Against the backdrop of President Barack Obama unveiling a new strategy on Afghanistan-Pakistan, US Special Envoy Richard Holbrooke will undertake a visit to India from Tuesday to discuss how India could help in efforts to end terror threat emanating from there.
Holbrooke, Special Envoy for Afghanistan and Pakistan, will meet Foreign Secretary Shivshankar Menon and National Security Adviser M K Narayanan.

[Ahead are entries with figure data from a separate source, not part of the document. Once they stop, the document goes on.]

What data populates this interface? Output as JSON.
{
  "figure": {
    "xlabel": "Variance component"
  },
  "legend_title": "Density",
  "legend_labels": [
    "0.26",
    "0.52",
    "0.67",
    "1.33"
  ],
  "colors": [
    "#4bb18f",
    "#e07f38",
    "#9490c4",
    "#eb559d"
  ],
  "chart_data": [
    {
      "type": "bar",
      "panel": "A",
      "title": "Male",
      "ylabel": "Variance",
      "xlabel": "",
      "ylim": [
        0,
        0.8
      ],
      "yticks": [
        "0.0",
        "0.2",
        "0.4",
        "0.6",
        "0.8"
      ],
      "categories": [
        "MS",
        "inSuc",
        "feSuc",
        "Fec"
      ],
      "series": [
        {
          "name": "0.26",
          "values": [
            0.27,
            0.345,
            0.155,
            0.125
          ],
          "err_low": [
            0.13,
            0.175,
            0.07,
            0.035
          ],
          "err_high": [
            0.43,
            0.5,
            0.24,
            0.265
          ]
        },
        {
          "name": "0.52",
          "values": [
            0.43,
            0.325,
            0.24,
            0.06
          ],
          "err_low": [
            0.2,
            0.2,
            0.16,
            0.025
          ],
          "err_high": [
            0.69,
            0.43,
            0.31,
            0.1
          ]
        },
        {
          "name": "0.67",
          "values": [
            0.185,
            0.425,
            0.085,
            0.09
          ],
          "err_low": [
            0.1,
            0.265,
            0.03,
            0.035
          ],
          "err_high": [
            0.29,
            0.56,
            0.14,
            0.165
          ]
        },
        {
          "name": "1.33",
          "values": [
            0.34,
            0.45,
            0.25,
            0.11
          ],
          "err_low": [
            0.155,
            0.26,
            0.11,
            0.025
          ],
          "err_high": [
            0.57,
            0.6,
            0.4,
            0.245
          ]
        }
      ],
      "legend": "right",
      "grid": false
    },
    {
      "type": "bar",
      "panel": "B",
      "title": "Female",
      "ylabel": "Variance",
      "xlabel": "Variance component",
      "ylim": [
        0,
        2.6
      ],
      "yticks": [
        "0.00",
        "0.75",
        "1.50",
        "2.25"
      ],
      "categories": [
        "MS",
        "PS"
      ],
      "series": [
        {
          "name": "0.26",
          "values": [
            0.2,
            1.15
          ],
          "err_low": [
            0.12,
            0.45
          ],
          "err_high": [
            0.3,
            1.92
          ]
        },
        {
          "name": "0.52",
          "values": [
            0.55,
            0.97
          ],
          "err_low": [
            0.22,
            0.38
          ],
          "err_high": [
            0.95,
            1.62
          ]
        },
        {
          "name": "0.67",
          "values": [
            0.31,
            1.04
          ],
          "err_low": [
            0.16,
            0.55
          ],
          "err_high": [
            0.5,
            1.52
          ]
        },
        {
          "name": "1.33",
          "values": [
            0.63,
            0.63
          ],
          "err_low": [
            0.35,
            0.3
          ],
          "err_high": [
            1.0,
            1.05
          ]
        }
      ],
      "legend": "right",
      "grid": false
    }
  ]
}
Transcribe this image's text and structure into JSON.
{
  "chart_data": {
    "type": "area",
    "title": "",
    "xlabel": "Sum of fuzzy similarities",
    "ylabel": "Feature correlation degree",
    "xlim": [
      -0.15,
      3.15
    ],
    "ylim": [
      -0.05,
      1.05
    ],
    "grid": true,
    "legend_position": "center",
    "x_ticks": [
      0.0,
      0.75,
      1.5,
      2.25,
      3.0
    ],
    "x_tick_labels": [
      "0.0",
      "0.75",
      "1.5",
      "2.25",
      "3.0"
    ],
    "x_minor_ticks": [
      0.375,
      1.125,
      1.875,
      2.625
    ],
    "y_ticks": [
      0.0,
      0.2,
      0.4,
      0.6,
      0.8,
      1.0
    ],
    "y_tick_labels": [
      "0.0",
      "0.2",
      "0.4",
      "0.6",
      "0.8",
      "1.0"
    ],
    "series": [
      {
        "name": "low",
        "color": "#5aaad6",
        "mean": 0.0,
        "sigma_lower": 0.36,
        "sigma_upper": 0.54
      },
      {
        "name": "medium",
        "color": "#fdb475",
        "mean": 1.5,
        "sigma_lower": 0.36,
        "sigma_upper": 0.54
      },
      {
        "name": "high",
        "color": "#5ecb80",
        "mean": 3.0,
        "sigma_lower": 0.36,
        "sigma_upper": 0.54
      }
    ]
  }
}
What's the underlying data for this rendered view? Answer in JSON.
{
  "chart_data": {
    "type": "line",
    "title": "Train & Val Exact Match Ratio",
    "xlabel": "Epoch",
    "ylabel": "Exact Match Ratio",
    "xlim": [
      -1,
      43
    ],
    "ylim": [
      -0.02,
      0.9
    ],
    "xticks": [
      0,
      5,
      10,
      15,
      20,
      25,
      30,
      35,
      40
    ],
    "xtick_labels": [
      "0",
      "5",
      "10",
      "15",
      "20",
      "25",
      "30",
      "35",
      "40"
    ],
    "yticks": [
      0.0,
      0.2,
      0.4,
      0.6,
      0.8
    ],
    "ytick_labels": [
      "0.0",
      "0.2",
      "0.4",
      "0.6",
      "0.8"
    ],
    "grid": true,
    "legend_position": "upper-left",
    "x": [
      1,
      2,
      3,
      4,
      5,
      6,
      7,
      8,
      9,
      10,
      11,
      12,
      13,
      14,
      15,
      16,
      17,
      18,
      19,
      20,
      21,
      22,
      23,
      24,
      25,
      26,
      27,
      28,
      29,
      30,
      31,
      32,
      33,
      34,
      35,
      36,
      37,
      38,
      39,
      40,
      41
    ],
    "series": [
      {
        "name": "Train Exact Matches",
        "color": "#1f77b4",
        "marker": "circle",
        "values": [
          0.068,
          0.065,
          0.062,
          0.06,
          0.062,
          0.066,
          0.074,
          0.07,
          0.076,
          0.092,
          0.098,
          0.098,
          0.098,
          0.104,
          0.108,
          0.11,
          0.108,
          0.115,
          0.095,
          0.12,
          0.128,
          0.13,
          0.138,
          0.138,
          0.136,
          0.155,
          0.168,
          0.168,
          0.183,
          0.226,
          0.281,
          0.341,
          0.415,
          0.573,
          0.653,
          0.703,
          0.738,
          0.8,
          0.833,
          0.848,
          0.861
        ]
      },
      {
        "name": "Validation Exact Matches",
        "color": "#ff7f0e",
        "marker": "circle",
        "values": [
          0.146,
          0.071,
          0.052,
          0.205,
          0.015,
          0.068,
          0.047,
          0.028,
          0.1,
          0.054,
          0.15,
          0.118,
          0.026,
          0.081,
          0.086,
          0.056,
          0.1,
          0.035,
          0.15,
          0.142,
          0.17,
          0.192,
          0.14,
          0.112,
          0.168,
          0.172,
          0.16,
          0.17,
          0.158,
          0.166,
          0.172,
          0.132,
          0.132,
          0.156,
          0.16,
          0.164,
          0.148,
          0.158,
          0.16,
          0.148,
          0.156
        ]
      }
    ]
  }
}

He is coming here after visiting Afghanistan and Pakistan.
The two sides are expected to discuss ways in which India could cooperate in US efforts to "defeat" terrorism originating from Pakistan and Afghanistan, the sources said.
India has maintained that the "epicentre" of global terrorism is in Pakistan and unless it is targeted, the threat to the world will not end.
India underlines that the international community needs to take collective and assertive action to target terror infrastructure in Pakistan as Islamabad lacks capability or will to do so.
The visit will take place in the backdrop of a new Afghan-Pakistan strategy unveiled by Obama last month in which he observed that the threat to the world is emanating from these two countries and vowed to "disrupt" and "defeat" the extremist groups responsible for the dangers.
While unveiling the new policy, Obama talked about involvement of India besides other countries of the region, saying they do not benefit from the "base for Al-Qaida terrorists and a region that descends into chaos" and have a "stake in the promise of lasting peace and security and development."
Obama said the US would work to create new diplomatic mechanisms, including establishing a 'Contact Group' and a regional security and economic cooperation forum.
During his first visit here after his appointment as the Special Envoy in February, Holbrooke had noted that terrorism emanating from Pakistan is a "common threat" to the US, India and Pakistan.
He has maintained that the crisis in Afghanistan cannot be resolved without addressing the problem of militancy in Pakistan's restive tribal region.
The "heart of the threat" to the US and many other countries in the world including India lies at western Pakistan, he observed last month.
He said the starting point for the Barack Obama administration's approach to the region is to treat it as an integrated whole, a single theatre of war, with very different rules on each side of the border.